B. W. you are a funny guy but you seem better at trolling than actually debating this kind of stuff. Your first link is not talking about performing an actual fusion with helium-3. This is only about heating the plasma. Your second link is not relevant, this is only claims. Your third link indeed confirms the difficulty, which are physical and not avoidable, to perform a helium-3 deuterium fusion.
About the MIT experiment in your first link, they used deuterium and hydrogen plasma with only traces of helium-3, this is not suitable for efficient fusion, check this: https://en.m.wikipedia.org/wiki/Deuterium_fusion
They even said it, it wasn't their goal: "To be able to create such energetic ions in a non-activated device—not doing a huge amount of fusion—is beneficial, because we can study how ions with energies comparable to fusion reaction products behave, how well they would be confined."
Clearly, they didn't try to make an efficient fusion from this experiment. Suggesting that Helium-3 + Deuterium is better than Deuterium + Tritium while we are far from success in making the latter possible as commercial application is plain madness.
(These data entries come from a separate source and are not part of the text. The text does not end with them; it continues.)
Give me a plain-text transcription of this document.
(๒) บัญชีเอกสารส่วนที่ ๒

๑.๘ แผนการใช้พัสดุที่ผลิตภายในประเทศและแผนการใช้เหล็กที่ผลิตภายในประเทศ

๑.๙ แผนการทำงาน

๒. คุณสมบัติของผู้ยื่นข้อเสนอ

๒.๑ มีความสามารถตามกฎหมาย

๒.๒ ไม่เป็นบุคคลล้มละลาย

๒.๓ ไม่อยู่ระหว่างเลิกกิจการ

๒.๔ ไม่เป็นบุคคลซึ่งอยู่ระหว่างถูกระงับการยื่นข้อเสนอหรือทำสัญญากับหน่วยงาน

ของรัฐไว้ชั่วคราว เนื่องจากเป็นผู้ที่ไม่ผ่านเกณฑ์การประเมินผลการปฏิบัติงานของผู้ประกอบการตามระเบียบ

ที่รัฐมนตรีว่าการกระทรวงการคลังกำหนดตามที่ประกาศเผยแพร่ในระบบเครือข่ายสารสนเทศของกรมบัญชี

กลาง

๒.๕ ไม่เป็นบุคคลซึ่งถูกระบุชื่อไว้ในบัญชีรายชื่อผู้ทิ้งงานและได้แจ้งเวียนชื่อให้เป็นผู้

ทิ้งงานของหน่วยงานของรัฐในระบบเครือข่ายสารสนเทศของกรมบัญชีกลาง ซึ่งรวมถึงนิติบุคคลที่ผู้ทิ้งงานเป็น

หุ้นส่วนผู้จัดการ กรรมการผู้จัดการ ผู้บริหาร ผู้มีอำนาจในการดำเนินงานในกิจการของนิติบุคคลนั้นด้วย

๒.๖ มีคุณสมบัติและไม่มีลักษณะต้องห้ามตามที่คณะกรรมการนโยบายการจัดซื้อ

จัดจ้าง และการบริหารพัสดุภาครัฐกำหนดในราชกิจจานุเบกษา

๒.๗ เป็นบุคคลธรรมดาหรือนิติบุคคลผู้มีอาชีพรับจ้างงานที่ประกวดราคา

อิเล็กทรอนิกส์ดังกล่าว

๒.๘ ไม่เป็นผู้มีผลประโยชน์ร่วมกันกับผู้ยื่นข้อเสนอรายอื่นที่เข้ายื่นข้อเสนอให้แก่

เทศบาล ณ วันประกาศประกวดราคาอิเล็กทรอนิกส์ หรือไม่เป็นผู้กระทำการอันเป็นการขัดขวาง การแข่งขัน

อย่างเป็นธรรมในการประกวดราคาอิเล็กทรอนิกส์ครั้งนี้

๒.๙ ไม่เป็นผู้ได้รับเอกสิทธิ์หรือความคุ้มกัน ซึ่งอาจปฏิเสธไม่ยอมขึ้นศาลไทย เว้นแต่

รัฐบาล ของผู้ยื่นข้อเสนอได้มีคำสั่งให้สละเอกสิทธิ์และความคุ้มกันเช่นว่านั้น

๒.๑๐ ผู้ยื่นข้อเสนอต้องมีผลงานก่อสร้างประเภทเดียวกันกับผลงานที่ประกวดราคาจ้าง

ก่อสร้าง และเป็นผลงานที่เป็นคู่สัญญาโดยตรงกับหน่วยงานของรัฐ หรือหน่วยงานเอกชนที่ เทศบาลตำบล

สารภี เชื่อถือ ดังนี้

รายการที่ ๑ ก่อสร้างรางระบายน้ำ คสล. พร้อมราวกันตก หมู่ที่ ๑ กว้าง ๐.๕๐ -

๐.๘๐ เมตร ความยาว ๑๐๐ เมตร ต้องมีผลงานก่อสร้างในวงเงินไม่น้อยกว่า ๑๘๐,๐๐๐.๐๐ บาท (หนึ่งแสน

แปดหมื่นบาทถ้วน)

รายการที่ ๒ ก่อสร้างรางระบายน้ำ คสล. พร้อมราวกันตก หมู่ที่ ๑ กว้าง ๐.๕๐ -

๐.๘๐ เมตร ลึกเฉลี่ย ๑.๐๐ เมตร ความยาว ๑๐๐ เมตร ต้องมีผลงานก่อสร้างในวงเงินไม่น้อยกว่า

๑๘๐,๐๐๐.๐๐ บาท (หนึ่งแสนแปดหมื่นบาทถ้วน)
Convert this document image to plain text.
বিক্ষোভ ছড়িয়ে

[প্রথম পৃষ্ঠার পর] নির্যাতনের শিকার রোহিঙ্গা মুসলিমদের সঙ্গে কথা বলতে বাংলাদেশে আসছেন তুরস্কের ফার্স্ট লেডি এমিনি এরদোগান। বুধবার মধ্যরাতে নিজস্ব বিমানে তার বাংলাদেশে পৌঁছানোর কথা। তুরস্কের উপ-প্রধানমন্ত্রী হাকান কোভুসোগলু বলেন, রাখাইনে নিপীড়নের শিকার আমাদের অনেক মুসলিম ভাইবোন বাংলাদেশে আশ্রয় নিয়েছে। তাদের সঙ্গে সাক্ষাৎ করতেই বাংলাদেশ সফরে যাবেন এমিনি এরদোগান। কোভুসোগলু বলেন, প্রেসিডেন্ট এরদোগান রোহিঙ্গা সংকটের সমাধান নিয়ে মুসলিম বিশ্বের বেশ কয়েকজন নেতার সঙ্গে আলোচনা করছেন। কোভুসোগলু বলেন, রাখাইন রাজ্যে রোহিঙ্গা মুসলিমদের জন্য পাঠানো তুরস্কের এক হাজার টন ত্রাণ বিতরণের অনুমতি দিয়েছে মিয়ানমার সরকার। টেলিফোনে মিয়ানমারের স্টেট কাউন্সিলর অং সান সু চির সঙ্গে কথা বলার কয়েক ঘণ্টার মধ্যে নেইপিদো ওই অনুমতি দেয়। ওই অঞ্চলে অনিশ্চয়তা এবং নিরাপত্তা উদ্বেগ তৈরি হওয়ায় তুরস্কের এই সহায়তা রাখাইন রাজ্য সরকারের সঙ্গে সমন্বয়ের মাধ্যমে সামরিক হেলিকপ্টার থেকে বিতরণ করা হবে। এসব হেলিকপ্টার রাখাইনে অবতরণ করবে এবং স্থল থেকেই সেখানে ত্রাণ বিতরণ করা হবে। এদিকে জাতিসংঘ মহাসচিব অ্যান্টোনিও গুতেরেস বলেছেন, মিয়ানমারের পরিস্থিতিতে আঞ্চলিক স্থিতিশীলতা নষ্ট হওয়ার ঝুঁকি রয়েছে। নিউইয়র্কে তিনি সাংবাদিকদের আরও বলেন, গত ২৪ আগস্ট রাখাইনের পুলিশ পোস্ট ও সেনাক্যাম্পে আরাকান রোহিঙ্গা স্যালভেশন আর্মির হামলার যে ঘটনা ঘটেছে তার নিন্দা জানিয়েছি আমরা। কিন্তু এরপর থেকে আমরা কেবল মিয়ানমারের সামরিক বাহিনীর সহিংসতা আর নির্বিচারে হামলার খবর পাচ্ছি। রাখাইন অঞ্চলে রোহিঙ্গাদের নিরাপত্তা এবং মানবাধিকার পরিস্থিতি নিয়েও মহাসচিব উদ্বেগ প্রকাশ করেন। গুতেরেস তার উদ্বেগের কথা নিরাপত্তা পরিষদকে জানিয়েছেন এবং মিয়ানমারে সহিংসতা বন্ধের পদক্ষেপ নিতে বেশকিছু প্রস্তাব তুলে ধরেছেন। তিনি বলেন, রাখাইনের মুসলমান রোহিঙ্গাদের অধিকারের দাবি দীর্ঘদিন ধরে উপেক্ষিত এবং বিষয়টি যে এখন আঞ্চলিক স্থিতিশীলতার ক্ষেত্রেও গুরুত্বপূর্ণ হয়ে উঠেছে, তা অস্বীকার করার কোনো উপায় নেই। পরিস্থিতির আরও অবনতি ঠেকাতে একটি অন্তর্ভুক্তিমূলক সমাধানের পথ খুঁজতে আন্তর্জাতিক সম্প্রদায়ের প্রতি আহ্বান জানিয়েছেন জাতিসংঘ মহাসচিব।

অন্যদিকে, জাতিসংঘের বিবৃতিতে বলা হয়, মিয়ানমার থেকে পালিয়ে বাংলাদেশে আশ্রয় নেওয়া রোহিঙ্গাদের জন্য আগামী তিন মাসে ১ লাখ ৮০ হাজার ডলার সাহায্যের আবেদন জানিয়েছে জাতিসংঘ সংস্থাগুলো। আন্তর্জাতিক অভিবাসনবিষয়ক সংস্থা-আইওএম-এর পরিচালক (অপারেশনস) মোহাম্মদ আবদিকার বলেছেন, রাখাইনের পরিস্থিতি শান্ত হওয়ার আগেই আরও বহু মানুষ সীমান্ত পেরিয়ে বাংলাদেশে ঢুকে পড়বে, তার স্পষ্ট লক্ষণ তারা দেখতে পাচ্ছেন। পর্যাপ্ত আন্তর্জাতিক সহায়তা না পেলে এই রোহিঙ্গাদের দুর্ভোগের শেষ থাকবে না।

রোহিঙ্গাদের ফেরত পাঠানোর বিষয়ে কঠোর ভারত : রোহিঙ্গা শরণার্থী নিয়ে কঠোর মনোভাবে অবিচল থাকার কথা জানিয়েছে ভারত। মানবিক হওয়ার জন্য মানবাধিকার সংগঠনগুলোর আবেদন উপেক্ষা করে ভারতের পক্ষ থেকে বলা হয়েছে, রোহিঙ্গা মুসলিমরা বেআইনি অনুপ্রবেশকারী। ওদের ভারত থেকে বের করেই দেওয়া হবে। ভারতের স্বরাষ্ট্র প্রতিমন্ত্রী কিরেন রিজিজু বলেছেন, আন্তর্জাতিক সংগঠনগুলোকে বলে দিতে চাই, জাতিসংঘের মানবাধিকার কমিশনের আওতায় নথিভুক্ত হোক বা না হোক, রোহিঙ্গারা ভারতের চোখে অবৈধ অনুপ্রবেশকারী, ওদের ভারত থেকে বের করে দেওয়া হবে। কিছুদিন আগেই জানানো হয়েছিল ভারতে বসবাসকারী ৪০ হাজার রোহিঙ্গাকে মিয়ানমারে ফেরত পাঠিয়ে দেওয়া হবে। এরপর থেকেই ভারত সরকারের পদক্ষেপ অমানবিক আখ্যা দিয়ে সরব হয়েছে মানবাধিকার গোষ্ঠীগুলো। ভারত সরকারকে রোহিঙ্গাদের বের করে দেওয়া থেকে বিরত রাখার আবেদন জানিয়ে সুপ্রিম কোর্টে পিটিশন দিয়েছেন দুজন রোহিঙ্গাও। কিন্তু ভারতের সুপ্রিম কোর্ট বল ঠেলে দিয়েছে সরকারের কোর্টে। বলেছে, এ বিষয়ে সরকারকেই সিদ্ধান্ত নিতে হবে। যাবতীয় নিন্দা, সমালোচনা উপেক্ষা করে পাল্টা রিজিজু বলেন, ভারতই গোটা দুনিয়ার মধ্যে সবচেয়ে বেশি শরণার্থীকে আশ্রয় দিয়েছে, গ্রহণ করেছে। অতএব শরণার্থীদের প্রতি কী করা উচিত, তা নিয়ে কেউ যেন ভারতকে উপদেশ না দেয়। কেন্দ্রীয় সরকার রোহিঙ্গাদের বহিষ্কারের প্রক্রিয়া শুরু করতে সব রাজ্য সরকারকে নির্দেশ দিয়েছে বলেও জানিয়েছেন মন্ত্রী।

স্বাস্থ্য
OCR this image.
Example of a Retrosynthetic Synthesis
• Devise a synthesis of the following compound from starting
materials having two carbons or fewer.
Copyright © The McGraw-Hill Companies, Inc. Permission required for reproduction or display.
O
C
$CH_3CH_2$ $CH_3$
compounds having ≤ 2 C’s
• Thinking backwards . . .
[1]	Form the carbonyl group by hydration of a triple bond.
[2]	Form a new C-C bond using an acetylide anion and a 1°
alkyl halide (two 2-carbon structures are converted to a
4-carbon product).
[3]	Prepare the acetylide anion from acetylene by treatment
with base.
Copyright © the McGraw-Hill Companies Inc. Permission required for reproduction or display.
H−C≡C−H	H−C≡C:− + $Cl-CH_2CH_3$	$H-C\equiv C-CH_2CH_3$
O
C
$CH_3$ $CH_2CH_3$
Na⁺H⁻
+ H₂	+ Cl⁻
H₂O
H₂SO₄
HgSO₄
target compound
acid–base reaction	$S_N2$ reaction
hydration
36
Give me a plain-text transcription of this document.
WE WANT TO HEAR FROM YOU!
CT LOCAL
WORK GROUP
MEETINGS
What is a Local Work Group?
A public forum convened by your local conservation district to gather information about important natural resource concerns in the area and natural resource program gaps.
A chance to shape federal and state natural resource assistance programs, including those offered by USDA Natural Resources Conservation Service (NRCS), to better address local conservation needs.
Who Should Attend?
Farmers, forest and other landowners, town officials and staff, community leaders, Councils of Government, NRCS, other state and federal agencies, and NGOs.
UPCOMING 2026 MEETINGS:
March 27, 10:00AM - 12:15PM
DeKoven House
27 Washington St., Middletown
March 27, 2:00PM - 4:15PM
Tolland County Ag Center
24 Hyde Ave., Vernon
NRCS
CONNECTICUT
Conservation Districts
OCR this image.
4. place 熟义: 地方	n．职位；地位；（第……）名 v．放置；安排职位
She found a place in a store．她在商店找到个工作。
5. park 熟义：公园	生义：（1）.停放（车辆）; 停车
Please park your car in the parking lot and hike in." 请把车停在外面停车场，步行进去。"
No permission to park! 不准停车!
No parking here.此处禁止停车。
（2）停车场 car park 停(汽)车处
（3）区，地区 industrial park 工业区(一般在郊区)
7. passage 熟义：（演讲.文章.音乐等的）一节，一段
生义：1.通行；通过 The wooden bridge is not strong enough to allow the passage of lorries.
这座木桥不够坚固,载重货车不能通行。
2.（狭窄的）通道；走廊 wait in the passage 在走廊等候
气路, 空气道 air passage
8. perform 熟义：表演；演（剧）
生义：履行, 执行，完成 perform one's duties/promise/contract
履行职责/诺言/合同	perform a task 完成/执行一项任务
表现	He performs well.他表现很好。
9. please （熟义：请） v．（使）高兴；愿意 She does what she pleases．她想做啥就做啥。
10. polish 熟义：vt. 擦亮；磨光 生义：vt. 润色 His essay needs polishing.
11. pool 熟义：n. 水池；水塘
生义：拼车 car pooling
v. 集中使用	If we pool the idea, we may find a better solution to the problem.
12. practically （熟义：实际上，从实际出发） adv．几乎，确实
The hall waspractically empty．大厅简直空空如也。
The former is far much harder to perform than the latter:
As your third links said:
You are suggesting to put the cart before the horse...Helium-3 fusion is definitely a far distance away and should best be considered as a second generation fuel, something that may be exploited after current methods for confinement have been refined to the commercial reactor level. Nevertheless, helium-3’s benefits in terms of energy conversion and radioactivity are significant, and should be further explored. Clearly mining the moon is a crazy idea; however, the technology could be developed to make it a possibility. A great deal of capital would be required to get the ball rolling, but the value of helium-3 if it could be used for energy could be great enough to justify the expenditure.